The other day, for the first time ever, Vinny came up to me, pulled down my shirt, and said he wanted to eat like Sydney eats. Initially, I thought it was funny because he’s been wanting to do more “baby” things since Sydney has been born, so of course he’d want to eat like his sister. But it also made me feel kind of sad that I didn’t (couldn’t) breastfeed him. There’s such a closeness and connection I feel when I’m feeding Sydney. There’s nothing better than her falling asleep when she’s nursing. Vinny is (and has always been) such a Daddy’s boy. He’s my husband’s little buddy. Most of the time I think it’s adorable, but sometimes it makes me jealous. And then I go down the rabbit hole of thinking “maybe I should’ve really looked into figuring out how to breastfeed a baby who was adopted…did I make the right choices when he was younger in formula feeding him? Should I have gotten breastmilk donated? Etc. etc. etc.”

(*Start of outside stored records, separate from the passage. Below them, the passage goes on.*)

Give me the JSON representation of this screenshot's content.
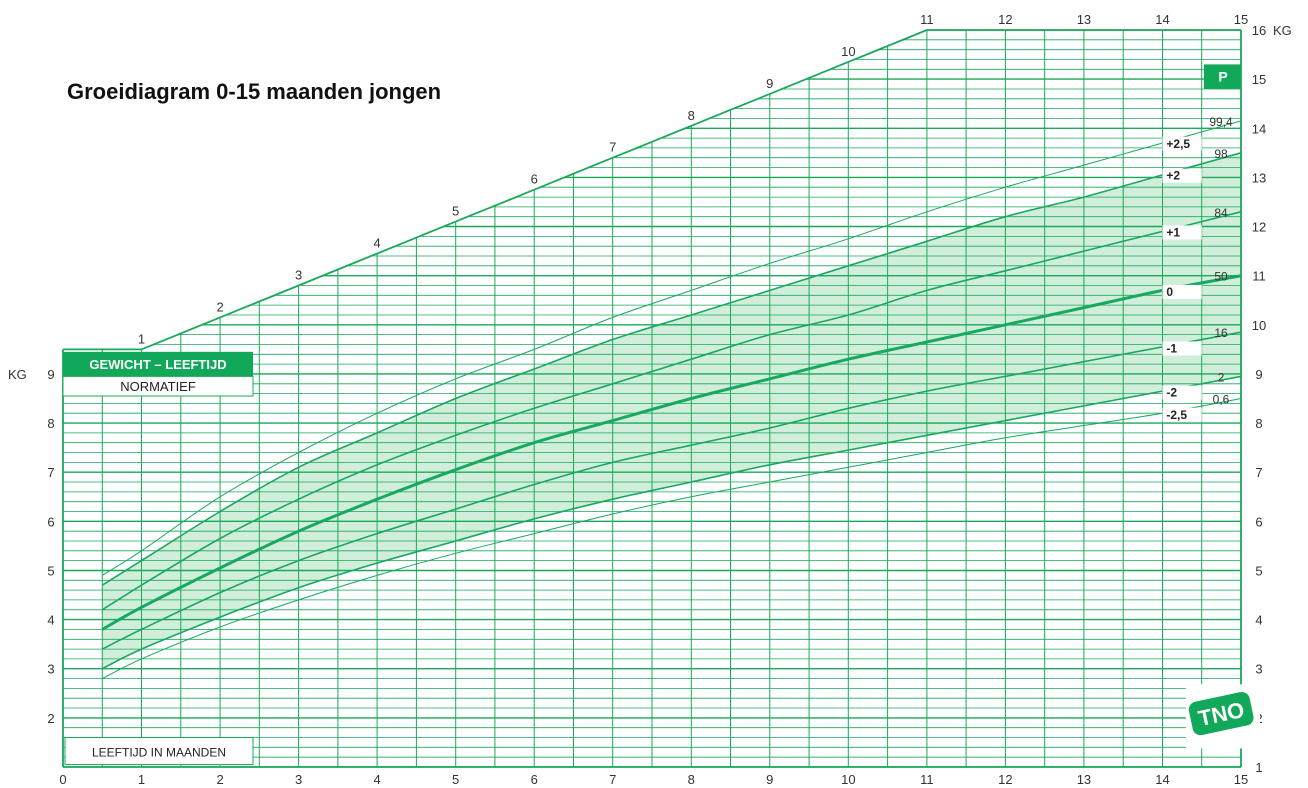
{
  "title": "Groeidiagram 0-15 maanden jongen",
  "badge": {
    "title": "GEWICHT – LEEFTIJD",
    "subtitle": "NORMATIEF"
  },
  "xlabel_box": "LEEFTIJD IN MAANDEN",
  "percentile_header": "P",
  "logo_text": "TNO",
  "colors": {
    "grid": "#1aa85a",
    "band": "#c9ebd3",
    "accent": "#12a85a",
    "curve": "#18a862"
  },
  "chart_data": {
    "type": "line",
    "xlabel": "LEEFTIJD IN MAANDEN",
    "ylabel": "KG",
    "ylabel_right": "KG",
    "xlim": [
      0,
      15
    ],
    "ylim": [
      1,
      16
    ],
    "x_ticks": [
      0,
      1,
      2,
      3,
      4,
      5,
      6,
      7,
      8,
      9,
      10,
      11,
      12,
      13,
      14,
      15
    ],
    "y_ticks_left": [
      2,
      3,
      4,
      5,
      6,
      7,
      8,
      9
    ],
    "y_ticks_right": [
      1,
      2,
      3,
      4,
      5,
      6,
      7,
      8,
      9,
      10,
      11,
      12,
      13,
      14,
      15,
      16
    ],
    "upper_diagonal_ticks": [
      1,
      2,
      3,
      4,
      5,
      6,
      7,
      8,
      9,
      10,
      11,
      12,
      13,
      14,
      15
    ],
    "band_between": [
      "+2",
      "-2"
    ],
    "x": [
      0.5,
      1,
      2,
      3,
      4,
      5,
      6,
      7,
      8,
      9,
      10,
      11,
      12,
      13,
      14,
      15
    ],
    "series": [
      {
        "name": "+2,5",
        "percentile": "99,4",
        "values": [
          4.9,
          5.4,
          6.5,
          7.4,
          8.2,
          8.9,
          9.5,
          10.15,
          10.7,
          11.25,
          11.75,
          12.3,
          12.8,
          13.25,
          13.7,
          14.15
        ]
      },
      {
        "name": "+2",
        "percentile": "98",
        "values": [
          4.7,
          5.2,
          6.2,
          7.1,
          7.8,
          8.5,
          9.1,
          9.7,
          10.2,
          10.7,
          11.2,
          11.7,
          12.2,
          12.6,
          13.05,
          13.5
        ]
      },
      {
        "name": "+1",
        "percentile": "84",
        "values": [
          4.2,
          4.7,
          5.65,
          6.45,
          7.15,
          7.75,
          8.3,
          8.8,
          9.3,
          9.8,
          10.2,
          10.7,
          11.1,
          11.5,
          11.9,
          12.3
        ]
      },
      {
        "name": "0",
        "percentile": "50",
        "values": [
          3.8,
          4.25,
          5.05,
          5.8,
          6.45,
          7.05,
          7.6,
          8.05,
          8.5,
          8.9,
          9.3,
          9.65,
          10.0,
          10.35,
          10.7,
          11.0
        ]
      },
      {
        "name": "-1",
        "percentile": "16",
        "values": [
          3.4,
          3.8,
          4.55,
          5.2,
          5.75,
          6.25,
          6.75,
          7.2,
          7.55,
          7.9,
          8.3,
          8.65,
          8.95,
          9.25,
          9.55,
          9.85
        ]
      },
      {
        "name": "-2",
        "percentile": "2",
        "values": [
          3.0,
          3.4,
          4.05,
          4.65,
          5.15,
          5.6,
          6.05,
          6.45,
          6.8,
          7.15,
          7.45,
          7.75,
          8.05,
          8.35,
          8.65,
          8.95
        ]
      },
      {
        "name": "-2,5",
        "percentile": "0,6",
        "values": [
          2.8,
          3.2,
          3.85,
          4.4,
          4.9,
          5.35,
          5.75,
          6.15,
          6.5,
          6.8,
          7.1,
          7.4,
          7.7,
          7.95,
          8.2,
          8.5
        ]
      }
    ]
  }
}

I know my reasons for not choosing to try to breastfeed a baby I didn’t give birth to are valid, but, man, mom guilt is so real. If I’m being completely honest, I think that’s a big reason I so badly want to make it to a year (at least) breastfeeding Sydney. I couldn’t do it with Vinny, and I’m feeling guilty about it, so I want to breastfeed Sydney as long as I possibly can.
6 months went by way too quickly…this mama is just not ready for her kids to grow up!